Effect of cationic polyacrylamide adsorption kinetics and ionic strength on precipitated calcium carbonate flocculation.

The effect of polymer adsorption kinetics and ionic strength on the dynamics of particle flocculation was quantified using a model system consisting of precipitated calcium carbonate (PCC) and cationic polyacrylamide (CPAM) at a low shear rate. All early flocculations detectable by a photodispersion analyzer (PDA) happened in nonequilibrium polymer adsorption regimes. We observed discrepancies in flocculation rates with the surface coverage theory, which is based on a simple monolayer adsorption model, in both early and late flocculation stages.

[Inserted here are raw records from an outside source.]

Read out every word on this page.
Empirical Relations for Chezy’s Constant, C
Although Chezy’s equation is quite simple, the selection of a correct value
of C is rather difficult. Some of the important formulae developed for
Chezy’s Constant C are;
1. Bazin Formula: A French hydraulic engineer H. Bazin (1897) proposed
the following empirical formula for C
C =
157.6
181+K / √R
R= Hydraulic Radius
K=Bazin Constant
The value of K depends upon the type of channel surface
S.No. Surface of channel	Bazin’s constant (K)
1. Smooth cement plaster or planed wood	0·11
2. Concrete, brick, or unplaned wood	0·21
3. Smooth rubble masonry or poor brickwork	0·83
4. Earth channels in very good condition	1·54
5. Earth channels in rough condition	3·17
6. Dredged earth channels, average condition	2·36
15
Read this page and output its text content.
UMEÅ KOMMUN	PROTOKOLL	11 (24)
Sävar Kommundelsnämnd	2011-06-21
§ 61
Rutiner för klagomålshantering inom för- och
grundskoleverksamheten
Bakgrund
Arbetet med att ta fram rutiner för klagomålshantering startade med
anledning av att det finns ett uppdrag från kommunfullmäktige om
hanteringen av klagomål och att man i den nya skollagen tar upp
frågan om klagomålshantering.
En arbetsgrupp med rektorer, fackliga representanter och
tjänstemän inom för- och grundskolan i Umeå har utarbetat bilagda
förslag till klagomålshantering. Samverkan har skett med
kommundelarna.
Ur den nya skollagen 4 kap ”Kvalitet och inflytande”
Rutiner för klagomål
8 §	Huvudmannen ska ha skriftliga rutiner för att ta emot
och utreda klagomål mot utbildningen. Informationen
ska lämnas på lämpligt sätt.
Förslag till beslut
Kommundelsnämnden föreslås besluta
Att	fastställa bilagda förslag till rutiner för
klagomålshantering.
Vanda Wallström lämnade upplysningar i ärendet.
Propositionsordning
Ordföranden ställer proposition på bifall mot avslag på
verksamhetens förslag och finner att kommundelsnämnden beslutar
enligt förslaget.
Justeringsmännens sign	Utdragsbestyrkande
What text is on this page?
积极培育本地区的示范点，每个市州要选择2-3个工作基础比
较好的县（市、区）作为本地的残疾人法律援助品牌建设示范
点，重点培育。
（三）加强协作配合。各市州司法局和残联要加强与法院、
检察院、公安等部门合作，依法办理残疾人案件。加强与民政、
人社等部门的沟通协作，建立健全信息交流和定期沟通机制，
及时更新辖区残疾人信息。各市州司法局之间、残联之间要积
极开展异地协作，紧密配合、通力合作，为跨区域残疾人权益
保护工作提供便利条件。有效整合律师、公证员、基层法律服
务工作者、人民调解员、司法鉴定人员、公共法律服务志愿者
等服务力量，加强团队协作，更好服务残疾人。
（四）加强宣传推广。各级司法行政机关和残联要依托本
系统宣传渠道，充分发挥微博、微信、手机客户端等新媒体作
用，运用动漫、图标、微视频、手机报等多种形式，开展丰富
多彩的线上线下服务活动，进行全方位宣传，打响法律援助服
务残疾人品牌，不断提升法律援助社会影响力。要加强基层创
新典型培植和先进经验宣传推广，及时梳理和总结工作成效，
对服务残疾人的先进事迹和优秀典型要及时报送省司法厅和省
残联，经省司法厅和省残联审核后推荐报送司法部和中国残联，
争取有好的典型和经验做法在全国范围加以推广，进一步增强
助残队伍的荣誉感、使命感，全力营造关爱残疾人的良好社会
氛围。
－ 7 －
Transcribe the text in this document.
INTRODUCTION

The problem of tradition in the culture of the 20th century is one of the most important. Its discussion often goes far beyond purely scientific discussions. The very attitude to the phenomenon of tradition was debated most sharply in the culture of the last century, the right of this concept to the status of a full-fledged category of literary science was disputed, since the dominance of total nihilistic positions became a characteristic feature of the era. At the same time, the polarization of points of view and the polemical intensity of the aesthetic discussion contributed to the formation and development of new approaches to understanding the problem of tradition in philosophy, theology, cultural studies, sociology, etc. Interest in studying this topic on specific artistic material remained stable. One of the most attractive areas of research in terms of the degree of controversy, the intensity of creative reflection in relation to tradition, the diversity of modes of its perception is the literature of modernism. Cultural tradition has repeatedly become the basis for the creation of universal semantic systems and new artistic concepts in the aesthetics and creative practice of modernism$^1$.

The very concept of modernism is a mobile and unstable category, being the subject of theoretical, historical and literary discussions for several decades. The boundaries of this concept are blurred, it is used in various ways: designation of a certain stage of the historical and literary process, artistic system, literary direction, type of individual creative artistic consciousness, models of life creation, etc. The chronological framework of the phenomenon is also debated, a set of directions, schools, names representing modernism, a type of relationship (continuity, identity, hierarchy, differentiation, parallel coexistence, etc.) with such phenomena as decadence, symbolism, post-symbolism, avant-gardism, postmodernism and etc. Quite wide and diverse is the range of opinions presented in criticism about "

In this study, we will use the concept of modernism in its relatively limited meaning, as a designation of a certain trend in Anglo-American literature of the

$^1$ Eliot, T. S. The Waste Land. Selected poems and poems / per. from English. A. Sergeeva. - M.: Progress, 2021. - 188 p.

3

For instance, the same amount of adsorbed CPAM reached at different polymer doses demonstrated different flocculating capabilities. This highlighted the importance of polymer adsorption kinetics upon flocculation. The transient conformation of the adsorbed CPAM during the kinetic process sometimes even superceded the adsorbed amount in the determination of PCC flocculation. Both antagonistic and synergetic effects of increased ionic strength on the CPAM-induced PCC aggregation were observed during early flocculation. However, late-stage PCC flocculation shared some similarities, irrespective of polymer dose and ionic strength. Despite the decreased amount of adsorbed polymer from the increased ionic strength, the combination of CPAM and salt, at certain concentrations, demonstrated a synergy to promote PCC aggregation more efficiently than the same amount of the respective components.